Recent teardowns of the iPhone 6s and iPhone 6s Plus reveal two different A9 chips in the devices, one produced by TSMC with a16-nanometer process, and a slightly smaller one developed by Samsung using a 14-nanometer process.
There was early some speculation that the chips were divided by model, with the iPhone 6s getting the smaller Samsung chip and the iPhone 6s Plus receiving the larger TSMC chip, but new data collected by an iOS developer suggests that is not the case.
Developer Hiraku Wang created an app that determines which chip an iPhone 6s or iPhone 6s Plus is powered by, a TSMC chip, or Samsung silicon. Wang has shared the data gathered by users who have installed his app.

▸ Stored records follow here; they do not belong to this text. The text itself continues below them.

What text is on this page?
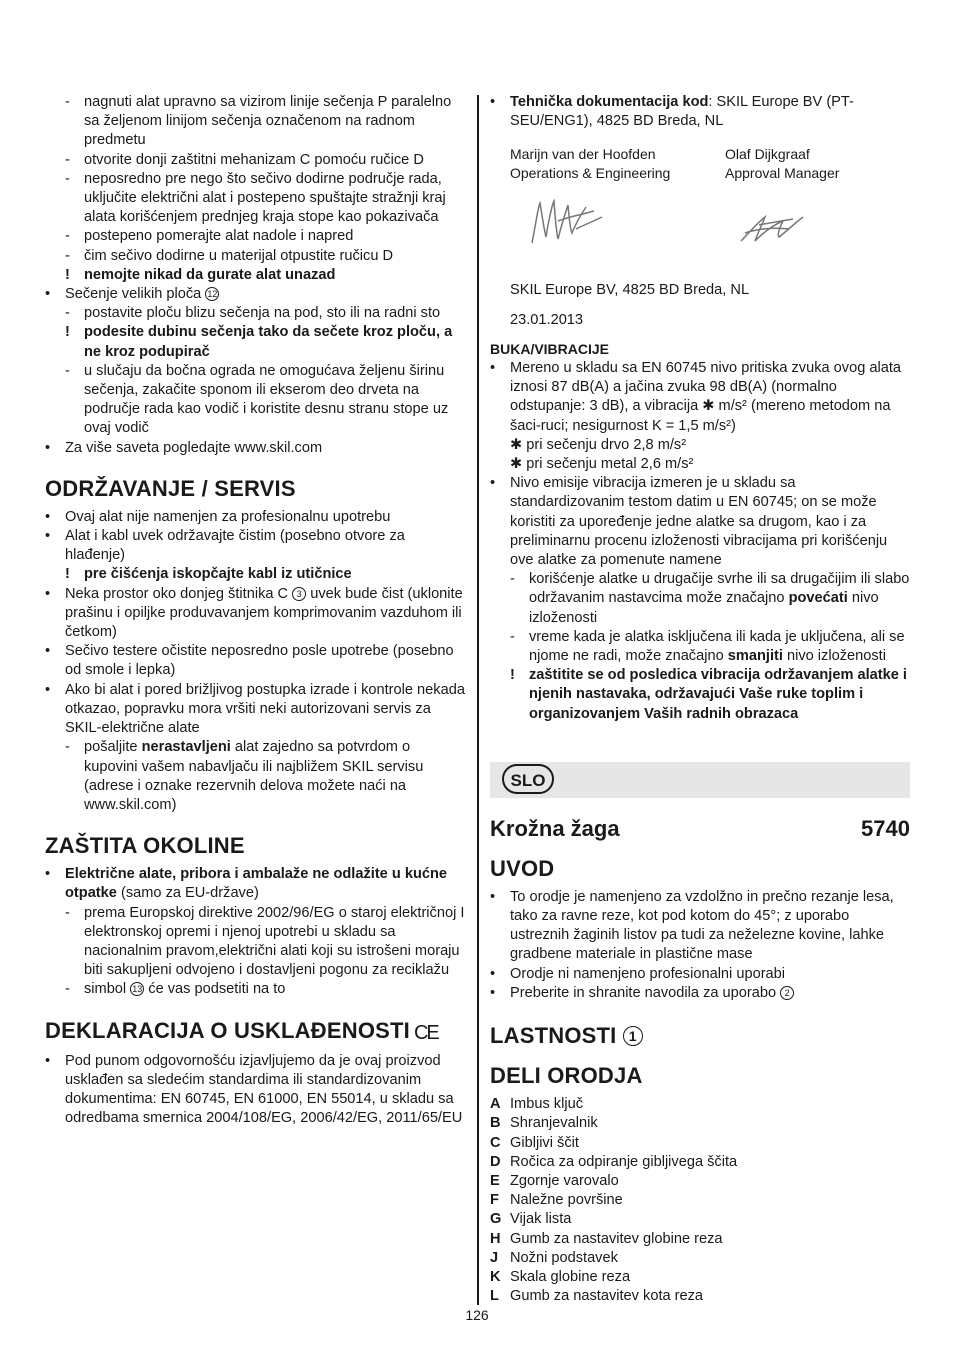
- nagnuti alat upravno sa vizirom linije sečenja P paralelno sa željenom linijom sečenja označenom na radnom predmetu

- otvorite donji zaštitni mehanizam C pomoću ručice D

- neposredno pre nego što sečivo dodirne područje rada, uključite električni alat i postepeno spuštajte stražnji kraj alata korišćenjem prednjeg kraja stope kao pokazivača

- postepeno pomerajte alat nadole i napred

- čim sečivo dodirne u materijal otpustite ručicu D

! nemojte nikad da gurate alat unazad

• Sečenje velikih ploča 12

- postavite ploču blizu sečenja na pod, sto ili na radni sto

! podesite dubinu sečenja tako da sečete kroz ploču, a ne kroz podupirač

- u slučaju da bočna ograda ne omogućava željenu širinu sečenja, zakačite sponom ili ekserom deo drveta na područje rada kao vodič i koristite desnu stranu stope uz ovaj vodič

• Za više saveta pogledajte www.skil.com

ODRŽAVANJE / SERVIS

• Ovaj alat nije namenjen za profesionalnu upotrebu

• Alat i kabl uvek održavajte čistim (posebno otvore za hlađenje)

! pre čišćenja iskopčajte kabl iz utičnice

• Neka prostor oko donjeg štitnika C 3 uvek bude čist (uklonite prašinu i opiljke produvavanjem komprimovanim vazduhom ili četkom)

• Sečivo testere očistite neposredno posle upotrebe (posebno od smole i lepka)

• Ako bi alat i pored brižljivog postupka izrade i kontrole nekada otkazao, popravku mora vršiti neki autorizovani servis za SKIL-električne alate

- pošaljite nerastavljeni alat zajedno sa potvrdom o kupovini vašem nabavljaču ili najbližem SKIL servisu (adrese i oznake rezervnih delova možete naći na www.skil.com)

ZAŠTITA OKOLINE

• Električne alate, pribora i ambalaže ne odlažite u kućne otpatke (samo za EU-države)

- prema Europskoj direktive 2002/96/EG o staroj električnoj I elektronskoj opremi i njenoj upotrebi u skladu sa nacionalnim pravom,električni alati koji su istrošeni moraju biti sakupljeni odvojeno i dostavljeni pogonu za reciklažu

- simbol 13 će vas podsetiti na to

DEKLARACIJA O USKLAĐENOSTI CE

• Pod punom odgovornošću izjavljujemo da je ovaj proizvod usklađen sa sledećim standardima ili standardizovanim dokumentima: EN 60745, EN 61000, EN 55014, u skladu sa odredbama smernica 2004/108/EG, 2006/42/EG, 2011/65/EU

• Tehnička dokumentacija kod: SKIL Europe BV (PT-SEU/ENG1), 4825 BD Breda, NL

Marijn van der Hoofden
Operations & Engineering
Olaf Dijkgraaf
Approval Manager

SKIL Europe BV, 4825 BD Breda, NL

23.01.2013

BUKA/VIBRACIJE

• Mereno u skladu sa EN 60745 nivo pritiska zvuka ovog alata iznosi 87 dB(A) a jačina zvuka 98 dB(A) (normalno odstupanje: 3 dB), a vibracija ✱ m/s² (mereno metodom na šaci-ruci; nesigurnost K = 1,5 m/s²)

✱ pri sečenju drvo 2,8 m/s²

✱ pri sečenju metal 2,6 m/s²

• Nivo emisije vibracija izmeren je u skladu sa standardizovanim testom datim u EN 60745; on se može koristiti za upoređenje jedne alatke sa drugom, kao i za preliminarnu procenu izloženosti vibracijama pri korišćenju ove alatke za pomenute namene

- korišćenje alatke u drugačije svrhe ili sa drugačijim ili slabo održavanim nastavcima može značajno povećati nivo izloženosti

- vreme kada je alatka isključena ili kada je uključena, ali se njome ne radi, može značajno smanjiti nivo izloženosti

! zaštitite se od posledica vibracija održavanjem alatke i njenih nastavaka, održavajući Vaše ruke toplim i organizovanjem Vaših radnih obrazaca

SLO
Krožna žaga	5740
UVOD

• To orodje je namenjeno za vzdolžno in prečno rezanje lesa, tako za ravne reze, kot pod kotom do 45°; z uporabo ustreznih žaginih listov pa tudi za neželezne kovine, lahke gradbene materiale in plastične mase

• Orodje ni namenjeno profesionalni uporabi

• Preberite in shranite navodila za uporabo 2

LASTNOSTI 1
DELI ORODJA
A Imbus ključ
B Shranjevalnik
C Gibljivi ščit
D Ročica za odpiranje gibljivega ščita
E Zgornje varovalo
F Naležne površine
G Vijak lista
H Gumb za nastavitev globine reza
J Nožni podstavek
K Skala globine reza
L Gumb za nastavitev kota reza
126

Results from over 2,500 iPhones show there are more TSMC chips in the wild than there are Samsung. The split is 58.96% of devices for TSMC, compared to 41.04% for Samsung chips.
As far as specific devices go, the iPhone 6s Plus has a split favoring Samsung A9’s, with a 56.81% to 43.19% split, while the iPhone 6s shows a majority of TSMC-produced A9’s, with a 78.27% to 21.73% split in favor of TSMC.
For now, the two chips appear to perform identically, with no noticeable speed performance advantage for either format. More extensive testing will likely be performed by developers to determine any possible difference, and if/when those numbers become available, we’ll be sure to report them.
If you’re interested, you can install Wang’s utility on their new iPhones, but as with any non-App Store installed app, MacTrast recommends extreme caution when doing so.